We report a spindle cell sarcoma arising in the uterine corpus of a 26-yr-old patient. The patient underwent a simple hysterectomy and the uterine corpus contained a 9 cm tumor showing nodular and "finger-like" myometrial invasion. Histologically, the tumor was composed of a monomorphic population of atypical spindle cells which contained widespread foci of cytologically benign adipocytes.
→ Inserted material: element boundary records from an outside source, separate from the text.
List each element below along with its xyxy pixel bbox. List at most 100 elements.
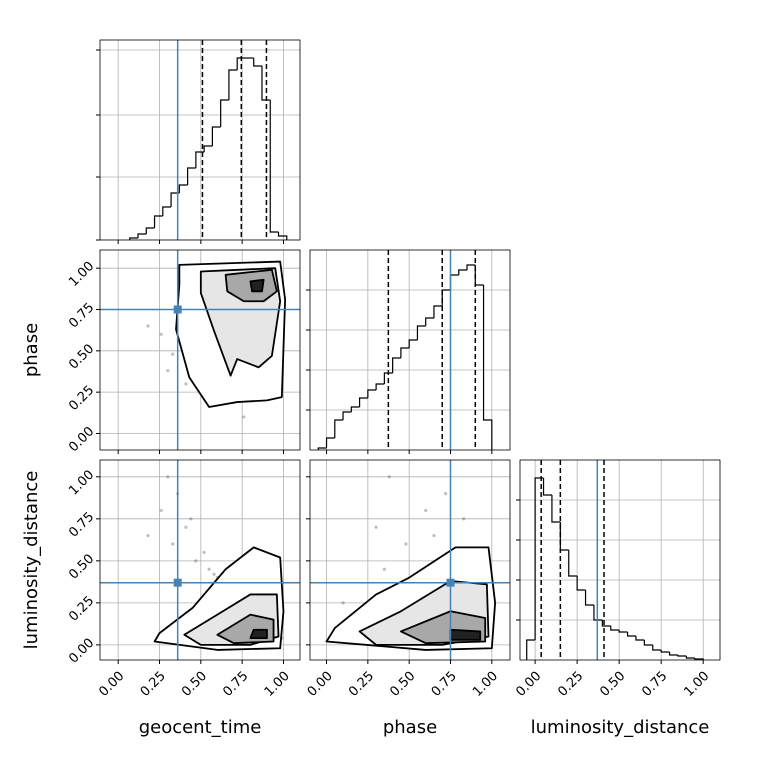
sample-point	[166, 369, 170, 373]
panel	[310, 250, 510, 450]
histogram-bin	[153, 215, 163, 228]
sample-point	[242, 415, 246, 419]
histogram-bin	[367, 389, 377, 398]
histogram-bin	[261, 66, 271, 101]
x-tick-label: 0.50	[597, 669, 628, 700]
contour	[449, 628, 482, 641]
histogram-bin	[325, 437, 335, 448]
histogram-bin	[162, 206, 172, 216]
histogram-bin	[635, 636, 645, 641]
sample-point	[166, 475, 170, 479]
sample-point	[404, 542, 408, 546]
contour	[249, 628, 268, 640]
histogram-bin	[694, 658, 704, 660]
y-tick-label: 0.25	[66, 594, 97, 625]
histogram-bin	[350, 406, 360, 412]
histogram-bin	[317, 447, 327, 450]
histogram-bin	[203, 145, 213, 152]
histogram-bin	[170, 192, 180, 207]
histogram-bin	[211, 126, 221, 146]
sample-point	[146, 534, 150, 538]
histogram-bin	[618, 630, 628, 633]
histogram-bin	[236, 57, 246, 70]
panel-frame	[99, 249, 301, 451]
y-axis-label: luminosity_distance	[21, 471, 42, 650]
panel-frame	[519, 459, 721, 661]
sample-point	[184, 382, 188, 386]
panel-frame	[99, 39, 301, 241]
x-tick-label: 0.25	[346, 669, 377, 700]
contour	[249, 278, 265, 293]
truth-marker	[173, 305, 182, 314]
histogram-bin	[129, 237, 139, 240]
panel	[100, 460, 300, 660]
y-tick-label: 0.50	[66, 552, 97, 583]
x-tick-label: 0.00	[96, 669, 127, 700]
histogram-bin	[593, 605, 603, 621]
sample-point	[159, 332, 163, 336]
sample-point	[387, 475, 391, 479]
histogram-bin	[449, 274, 459, 290]
x-tick-label: 0.75	[429, 669, 460, 700]
histogram-bin	[668, 652, 678, 656]
sample-point	[171, 352, 175, 356]
x-tick-label: 0.25	[555, 669, 586, 700]
sample-point	[462, 517, 466, 521]
sample-point	[432, 534, 436, 538]
histogram-bin	[677, 655, 687, 657]
histogram-bin	[482, 285, 493, 450]
sample-point	[443, 492, 448, 496]
x-axis-label: geocent_time	[139, 717, 262, 738]
histogram-bin	[408, 339, 418, 348]
x-tick-label: 0.50	[387, 669, 418, 700]
y-tick-label: 1.00	[66, 468, 97, 499]
histogram-bin	[416, 325, 426, 340]
sample-point	[374, 525, 378, 529]
x-tick-label: 0.75	[639, 669, 670, 700]
y-tick-label: 1.00	[66, 259, 97, 290]
sample-point	[184, 525, 188, 529]
histogram-bin	[559, 522, 569, 551]
y-tick-label: 0.00	[66, 424, 97, 455]
histogram-bin	[392, 357, 401, 373]
x-tick-label: 0.25	[138, 669, 169, 700]
histogram-bin	[652, 645, 662, 651]
histogram-bin	[626, 632, 636, 637]
y-tick-label: 0.75	[66, 300, 97, 331]
y-tick-label: 0.00	[66, 636, 97, 667]
sample-point	[171, 542, 175, 546]
y-tick-label: 0.75	[66, 510, 97, 541]
histogram-bin	[375, 383, 385, 390]
sample-point	[146, 324, 150, 328]
panel-frame	[309, 249, 511, 451]
x-tick-label: 1.00	[681, 669, 712, 700]
histogram-bin	[220, 99, 229, 127]
truth-marker	[446, 578, 455, 587]
panel	[100, 250, 300, 450]
truth-marker	[173, 578, 182, 587]
sample-point	[202, 550, 206, 555]
histogram-bin	[178, 184, 188, 193]
histogram-bin	[441, 289, 451, 306]
sample-point	[341, 601, 345, 605]
y-tick-label: 0.50	[66, 342, 97, 373]
histogram-bin	[610, 626, 620, 631]
histogram-bin	[358, 397, 368, 407]
histogram-bin	[458, 269, 468, 275]
histogram-bin	[228, 69, 238, 100]
histogram-bin	[643, 640, 653, 646]
sample-point	[159, 508, 163, 513]
panel	[520, 460, 720, 660]
x-axis-label: luminosity_distance	[531, 717, 710, 738]
sample-point	[424, 508, 428, 513]
histogram-bin	[601, 620, 611, 627]
histogram-bin	[400, 347, 410, 358]
histogram-bin	[433, 305, 443, 318]
histogram-bin	[187, 167, 196, 185]
histogram-bin	[568, 550, 578, 577]
histogram-bin	[534, 477, 544, 640]
histogram-bin	[542, 478, 552, 496]
histogram-bin	[269, 100, 279, 233]
panel	[310, 460, 510, 660]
Immunohistochemistry revealed diffuse strong positivity for CD10, CD56, and CD99 and diffuse weak positive staining with ER and WT1 while smooth muscle markers, S100, TLE1, and cyclin D1 were negative. Total RNA sequencing identified an in-frame fusion between exon 6 of MEIS1 and exon 12 of NCOA2. Copy number analysis revealed few aberrations with no deletions or amplifications identified. No adjuvant therapy was given and the patient is disease-free 9 yr after initial diagnosis. This case represents the second report of a uterine sarcoma harboring a MEIS1-NCOA2/1 gene fusion and expands the morphologic spectrum of recently reported spindle cell sarcomas arising in the genitourinary tract harboring MEIS1-NCOA2/1 gene fusions. This is the first reported case of such tumors with an adipocytic component.
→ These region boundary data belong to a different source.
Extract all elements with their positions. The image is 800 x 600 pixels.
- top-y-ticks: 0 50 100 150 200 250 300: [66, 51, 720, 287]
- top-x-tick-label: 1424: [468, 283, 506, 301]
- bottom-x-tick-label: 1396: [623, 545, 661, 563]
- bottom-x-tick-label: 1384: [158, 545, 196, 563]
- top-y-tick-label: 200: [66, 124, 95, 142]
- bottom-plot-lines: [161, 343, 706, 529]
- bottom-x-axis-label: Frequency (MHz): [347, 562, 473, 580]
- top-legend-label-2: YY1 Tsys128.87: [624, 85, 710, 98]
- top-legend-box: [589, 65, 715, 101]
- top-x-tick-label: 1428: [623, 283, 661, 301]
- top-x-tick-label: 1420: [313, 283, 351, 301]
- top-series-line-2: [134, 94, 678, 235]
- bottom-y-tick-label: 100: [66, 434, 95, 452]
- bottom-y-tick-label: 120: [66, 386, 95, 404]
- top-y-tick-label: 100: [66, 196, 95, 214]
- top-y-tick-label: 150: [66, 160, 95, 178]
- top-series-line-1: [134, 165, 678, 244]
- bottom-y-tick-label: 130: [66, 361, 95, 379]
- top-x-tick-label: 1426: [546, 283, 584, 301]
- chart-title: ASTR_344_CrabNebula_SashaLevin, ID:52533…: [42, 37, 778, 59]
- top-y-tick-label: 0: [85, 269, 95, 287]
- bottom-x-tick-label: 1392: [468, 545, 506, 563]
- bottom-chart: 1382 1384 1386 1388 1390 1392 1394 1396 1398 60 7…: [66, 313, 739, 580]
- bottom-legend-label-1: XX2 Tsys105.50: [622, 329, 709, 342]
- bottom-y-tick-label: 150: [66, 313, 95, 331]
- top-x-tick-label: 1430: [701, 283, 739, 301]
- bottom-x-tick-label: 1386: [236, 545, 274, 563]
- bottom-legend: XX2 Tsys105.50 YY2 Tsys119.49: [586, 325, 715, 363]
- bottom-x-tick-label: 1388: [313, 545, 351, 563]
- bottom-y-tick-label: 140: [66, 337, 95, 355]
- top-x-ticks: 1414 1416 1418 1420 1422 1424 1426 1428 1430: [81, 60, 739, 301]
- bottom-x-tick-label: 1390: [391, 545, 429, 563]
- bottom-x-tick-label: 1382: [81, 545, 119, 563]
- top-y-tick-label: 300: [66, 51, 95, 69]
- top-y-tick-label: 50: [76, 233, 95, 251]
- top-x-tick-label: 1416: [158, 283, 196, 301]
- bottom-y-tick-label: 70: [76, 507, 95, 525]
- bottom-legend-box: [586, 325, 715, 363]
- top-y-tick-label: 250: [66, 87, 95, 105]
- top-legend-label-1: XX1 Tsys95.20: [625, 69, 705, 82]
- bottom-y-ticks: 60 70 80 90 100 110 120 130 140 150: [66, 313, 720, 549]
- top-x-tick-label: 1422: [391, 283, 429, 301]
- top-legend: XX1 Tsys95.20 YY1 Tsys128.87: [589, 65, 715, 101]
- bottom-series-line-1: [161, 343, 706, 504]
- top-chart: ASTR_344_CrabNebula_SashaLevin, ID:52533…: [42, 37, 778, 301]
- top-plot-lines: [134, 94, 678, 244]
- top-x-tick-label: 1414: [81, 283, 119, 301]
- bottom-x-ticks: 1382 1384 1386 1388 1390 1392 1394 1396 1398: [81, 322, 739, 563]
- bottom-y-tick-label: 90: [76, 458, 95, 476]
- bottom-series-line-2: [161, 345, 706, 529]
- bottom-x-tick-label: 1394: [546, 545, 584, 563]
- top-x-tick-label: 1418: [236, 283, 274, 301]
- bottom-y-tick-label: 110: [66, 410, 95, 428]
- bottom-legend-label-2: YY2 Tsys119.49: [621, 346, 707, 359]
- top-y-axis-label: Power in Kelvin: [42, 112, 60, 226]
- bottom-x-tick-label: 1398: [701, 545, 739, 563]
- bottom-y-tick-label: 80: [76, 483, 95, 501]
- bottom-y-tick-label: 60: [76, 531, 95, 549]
我们报告了一例发生在 26 岁患者子宫体的梭形细胞肉瘤。患者接受了单纯子宫切除术,子宫内含有 9cm 大小的肿瘤,呈结节状和“手指状”子宫肌层浸润。组织学上,肿瘤由形态单一的异型梭形细胞组成,广泛存在细胞形态良性的脂肪细胞灶。免疫组织化学显示 CD10、CD56 和 CD99 弥漫强阳性,ER 和 WT1 弥漫弱阳性,而平滑肌标志物 S100、TLE1 和 cyclin D1 为阴性。总 RNA 测序发现 MEIS1 外显子 6 与 NCOA2 外显子 12 之间的框内融合。拷贝数分析显示很少有异常,没有发现缺失或扩增。没有给予辅助治疗,患者在初始诊断后 9 年无病生存。该病例是第二个报道的含有 MEIS1-NCOA2/1 基因融合的子宫肉瘤,扩展了最近报道的在含有 MEIS1-NCOA2/1 基因融合的泌尿生殖道中发生的梭形细胞肉瘤的形态谱。这是首例报道具有脂肪细胞成分的此类肿瘤。